Saturday, August 15, 2009

Bible Mysteries I

Found a neat little book from the library on biblical mysteries. I’m hesitant about revealing the name of the book and its author as it has a slight, oh, shall we say, bias against the material. I’m not sure why. The author is a professor of biblical this and that at a once-highly-reputable college. Yet the book drips with hip post-modernism (even though it was published in late-90s and looks like it was printed in late-50s – which is why I borrowed it in the first place). There’s a thinly-disguised undercurrent of sarcasm through the work (silly ignorant ancient writers!). The author’s also very careful not to use the dreaded masculine pronoun (the greatest po-mo religious sin), and uses BCE and CE instead of BC and AD (in a book on the Bible written by a biblical scholar!).

For my humble opinion on the whole BCE/CE nonsense, see here.

Still, if you read above all this garbage, the book does raise some interesting questions. At least to my warped mind. Particularly if you take a strong literal approach to the Bible. Now, as you may know, I am a practicing Catholic. We Catholics tend to take a literal approach to Scripture (for example, the miracles of Jesus did happen), but we tend to moderate and downplay our approach to, say, basing our entire scientific worldview on a literal interpretation of Genesis. You know, that whole Galileo thing. I am not an expert in the field; I can only impart what I have learned in a Catholic high school and college (yeah, I know, “Catholic college” is sometimes an oxymoron), and what I’ve read.

Lately I’ve been viewing the Bible as an incredible work of literature. That’s how I want to post these “Biblical mysteries” – as comments on the greatest work of literature to Western Man. I’m not debating theology or making a statement on the sliding scale of literalness of Scripture. No, I’m approaching this the way I generally approach life: with a slightly-skewed interest in the odd and unsettling.

So what questions did I take particular interest in?

How about these, for starters?

* Did God create the heavens and the earth first, as it says in Genesis 1, or did He create Wisdom first, as is stated in Proverbs 8:22?

* What type of Light did God create when on the first day He said, “Let there be light,” yet He did not create the Sun or the Moon until the fourth day?

* Why isn’t the creation of Angels mentioned in the first two chapters of Genesis?

* When God decided to make man, why does He say, “Let us make man in our image, after our likeness,” using the plural? (Christians believe this is the first mention, albeit veiled, of the Trinity in the Bible.)

* The snake that plants the seed of temptation in Eve’s mind: since its punishment is to slither about on its belly, does this imply that it once had legs like a dog or a lizard? Why was it a talking creature? (One of only two animals in the Bible, if I remember correctly, to have speaking lines.)

* After Adam and Eve are banished from the Garden of Eden, an angel is set with a flaming sword to guard it against unauthorized entrance. Why did God not just destroy the garden or leave it untended? Does a guardian imply that He has future plans for this earthly paradise? Is it heaven? If so, is heaven located somewhere on the earth?

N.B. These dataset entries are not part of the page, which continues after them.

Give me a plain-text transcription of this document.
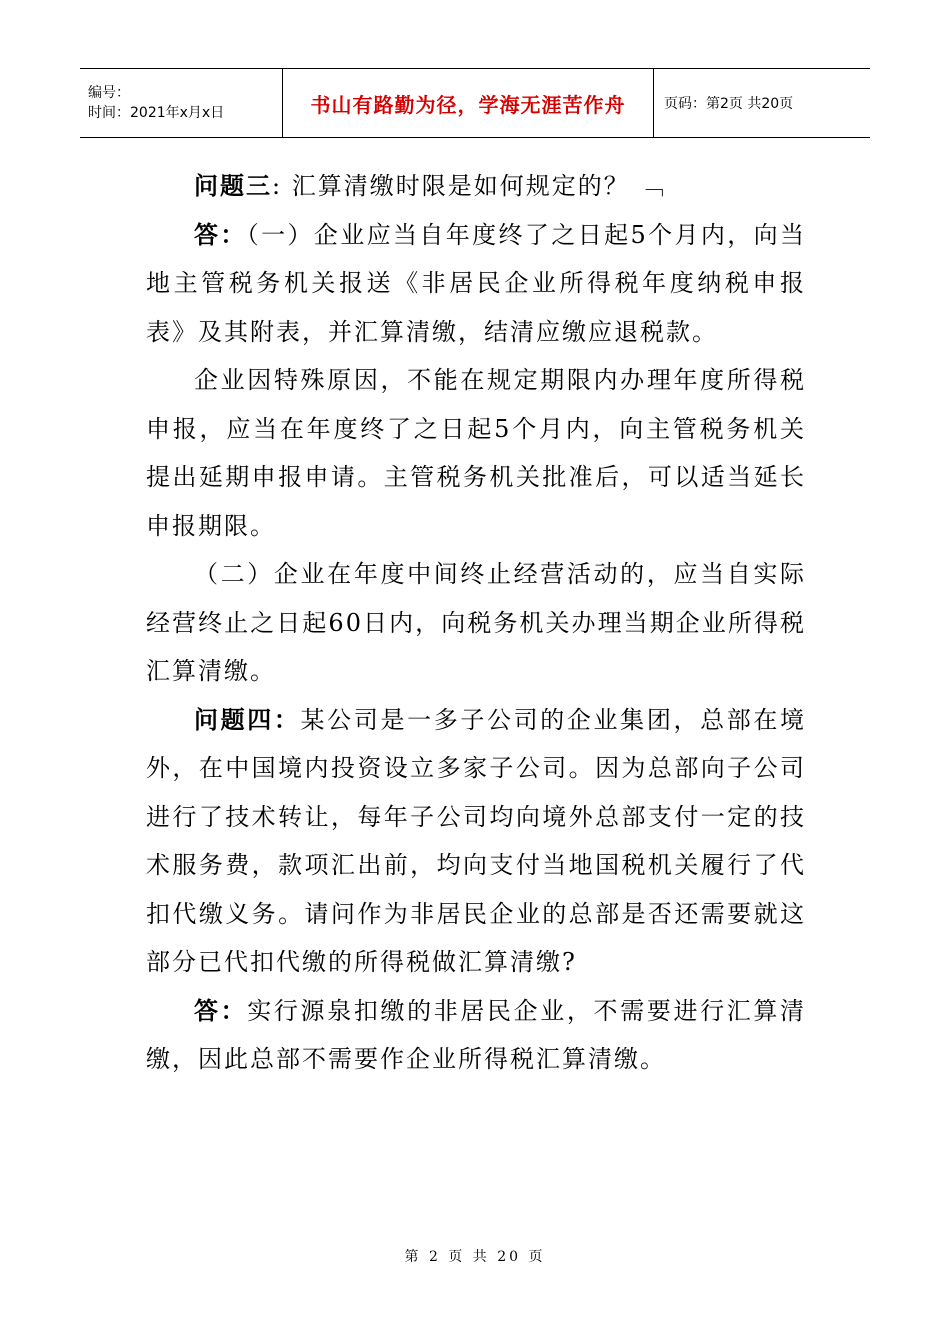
编号：
时间：2021年x月x日	书山有路勤为径，学海无涯苦作舟	页码：第2页 共20页

问题三: 汇算清缴时限是如何规定的？ ﹁

答：（一）企业应当自年度终了之日起5个月内，向当地主管税务机关报送《非居民企业所得税年度纳税申报表》及其附表，并汇算清缴，结清应缴应退税款。

企业因特殊原因，不能在规定期限内办理年度所得税申报，应当在年度终了之日起5个月内，向主管税务机关提出延期申报申请。主管税务机关批准后，可以适当延长申报期限。

（二）企业在年度中间终止经营活动的，应当自实际经营终止之日起60日内，向税务机关办理当期企业所得税汇算清缴。

问题四：某公司是一多子公司的企业集团，总部在境外，在中国境内投资设立多家子公司。因为总部向子公司进行了技术转让，每年子公司均向境外总部支付一定的技术服务费，款项汇出前，均向支付当地国税机关履行了代扣代缴义务。请问作为非居民企业的总部是否还需要就这部分已代扣代缴的所得税做汇算清缴?

答：实行源泉扣缴的非居民企业，不需要进行汇算清缴，因此总部不需要作企业所得税汇算清缴。

第 2 页 共 20 页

* Why did God favor Abel’s sacrifice and not Cain’s (flesh over grain)? Is it because of the giver – after all, Cain did murder his brother, and surely such thoughts take time to ferment in the mind of the murderer, right?

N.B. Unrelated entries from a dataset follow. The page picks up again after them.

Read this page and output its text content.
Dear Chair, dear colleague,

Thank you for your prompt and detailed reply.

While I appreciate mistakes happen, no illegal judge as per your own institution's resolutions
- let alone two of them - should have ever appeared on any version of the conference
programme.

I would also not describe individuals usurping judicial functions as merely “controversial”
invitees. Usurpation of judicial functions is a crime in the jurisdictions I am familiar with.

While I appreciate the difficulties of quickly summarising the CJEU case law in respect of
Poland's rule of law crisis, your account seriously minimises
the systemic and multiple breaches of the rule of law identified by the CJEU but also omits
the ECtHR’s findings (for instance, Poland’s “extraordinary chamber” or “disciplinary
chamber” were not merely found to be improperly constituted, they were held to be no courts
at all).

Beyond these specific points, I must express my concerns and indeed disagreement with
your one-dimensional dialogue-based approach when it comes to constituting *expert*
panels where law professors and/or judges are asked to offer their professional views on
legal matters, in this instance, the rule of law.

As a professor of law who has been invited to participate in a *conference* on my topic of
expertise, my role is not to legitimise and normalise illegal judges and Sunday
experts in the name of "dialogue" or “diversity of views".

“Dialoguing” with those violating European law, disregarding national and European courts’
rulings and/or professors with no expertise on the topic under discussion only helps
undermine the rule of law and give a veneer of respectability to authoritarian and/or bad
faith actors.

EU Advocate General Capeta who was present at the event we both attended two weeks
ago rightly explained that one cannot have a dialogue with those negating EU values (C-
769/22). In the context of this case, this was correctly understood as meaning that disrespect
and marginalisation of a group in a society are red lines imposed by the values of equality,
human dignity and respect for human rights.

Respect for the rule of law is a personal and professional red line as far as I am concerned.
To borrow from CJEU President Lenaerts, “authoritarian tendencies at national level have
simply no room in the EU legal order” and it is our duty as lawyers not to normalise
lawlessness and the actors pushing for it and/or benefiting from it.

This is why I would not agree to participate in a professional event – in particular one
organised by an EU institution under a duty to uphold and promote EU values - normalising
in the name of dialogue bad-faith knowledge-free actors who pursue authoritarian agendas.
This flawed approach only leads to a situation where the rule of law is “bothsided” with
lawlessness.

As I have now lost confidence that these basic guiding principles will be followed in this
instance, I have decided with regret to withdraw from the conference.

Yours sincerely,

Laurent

* How did Cain and Abel find mates to start families with? Did they have sisters – did Adam and Eve have children not specifically mentioned in Genesis? Did Eve have daughters – Noaba and Awan, or Lebuda and Qelima?

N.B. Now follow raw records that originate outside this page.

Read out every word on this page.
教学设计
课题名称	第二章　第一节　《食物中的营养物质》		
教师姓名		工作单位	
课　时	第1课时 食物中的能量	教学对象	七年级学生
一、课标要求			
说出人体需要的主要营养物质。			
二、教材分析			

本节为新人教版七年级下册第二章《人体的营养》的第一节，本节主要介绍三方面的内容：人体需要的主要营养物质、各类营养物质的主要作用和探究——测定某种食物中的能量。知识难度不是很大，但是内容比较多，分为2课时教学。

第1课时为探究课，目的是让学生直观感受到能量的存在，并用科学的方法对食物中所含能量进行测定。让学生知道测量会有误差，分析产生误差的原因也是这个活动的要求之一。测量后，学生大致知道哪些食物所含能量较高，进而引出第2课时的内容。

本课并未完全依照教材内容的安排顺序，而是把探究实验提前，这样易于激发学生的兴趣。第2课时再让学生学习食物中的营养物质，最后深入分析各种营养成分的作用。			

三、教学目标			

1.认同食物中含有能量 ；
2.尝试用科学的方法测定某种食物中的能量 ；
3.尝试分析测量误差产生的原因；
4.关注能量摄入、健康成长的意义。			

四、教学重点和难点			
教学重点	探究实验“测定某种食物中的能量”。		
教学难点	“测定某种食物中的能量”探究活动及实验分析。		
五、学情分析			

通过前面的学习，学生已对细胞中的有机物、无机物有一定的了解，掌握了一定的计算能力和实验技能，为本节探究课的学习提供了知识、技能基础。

* What about Enoch – mentioned in just six verses in Genesis 5 – who was twice said to “walk with God” and was “taken by God” (similar to the prophet Elijah, who was taken up to heaven in a whirlwind), thus not suffering human death?

* If mankind was so wicked leading up to the Flood, why was the only instance mentioned Cain’s murder of Abel? How does Enoch, a paragon of virtue, factor into the wickedness of humanity? Why was mankind not given a chance for repentance?